National Aeronautics and Space Administration (NASA)

Funding Balance. The Administration appreciates the Committee's robust overall funding level for NASA. However, the Administration is deeply concerned that the bill adds more than $1 billion above the FY 2017 Budget request for the SLS rocket and Orion capsule while underfunding other key NASA programs. Continued congressional focus on these large-scale development programs at the expense of the technologies and capabilities needed to make space exploration affordable and future missions achievable would result in an unbalanced exploration program that is unable to achieve shared exploration goals.

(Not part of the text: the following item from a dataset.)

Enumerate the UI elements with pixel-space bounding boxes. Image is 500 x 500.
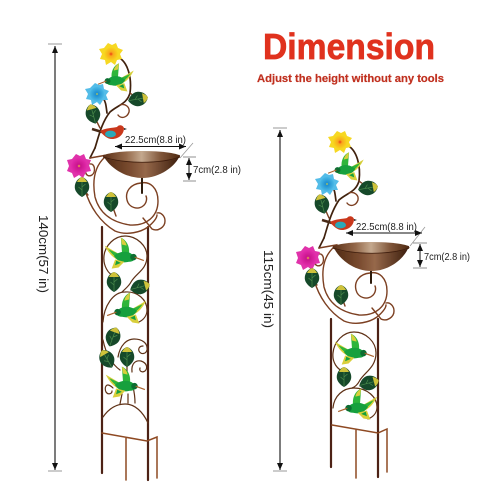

Exploration R&D. The Administration strongly urges the Congress to fully fund the FY 2017 Budget request for Exploration R&D, including funds to initiate a public/private partnership to create a deep space habitat and to proceed with the Asteroid Redirect Mission. Underfunding the request would leave the SLS and Orion without missions and needed capabilities when their testing is complete.

Space Technology. The Administration urges the Congress to fully fund the FY 2017 Budget request for NASA Space Technology. Compared to the request, the bill reduces funding for these investments by $140 million, or 17 percent, and includes programmatic direction that further reduces the funding available for planned missions. Impacts would likely include delaying development of a cutting-edge laser communication system, advanced, high power solar electric propulsion, and other space technology demonstrations, slowing progress on the journey to Mars, and reducing the international competitiveness of the U.S. commercial space industry.

Aeronautics. The Administration urges the Congress to fully fund the FY 2017 Budget request for Aeronautics. The bill's reduction of $190 million from the request would likely force NASA to abandon its new series of experimental aircraft intended to make aircraft faster, greener, and more efficient and to ensure the U.S. aerospace industry's leadership.

Science. The Administration urges the Congress to fully fund the FY 2017 Budget request for NASA Science programs. Compared to the request, the bill reduces funding by over $200 million, potentially delaying or cancelling space science missions in development, terminating operating missions, and reducing new funding for research grants.

National Science Foundation (NSF)

Agency Operations and Award Management. The Administration is concerned that the bill underfunds the required costs associated with the agency's plans to move its headquarters in FY 2017 and would therefore impact the agency's ability to carry out its mission.

Major Research Equipment and Facility Construction. The Administration is concerned that the Committee provided $53 million more than requested for the Major Research Equipment and Facility Construction account and believes these funds would be better directed to other NSF initiatives.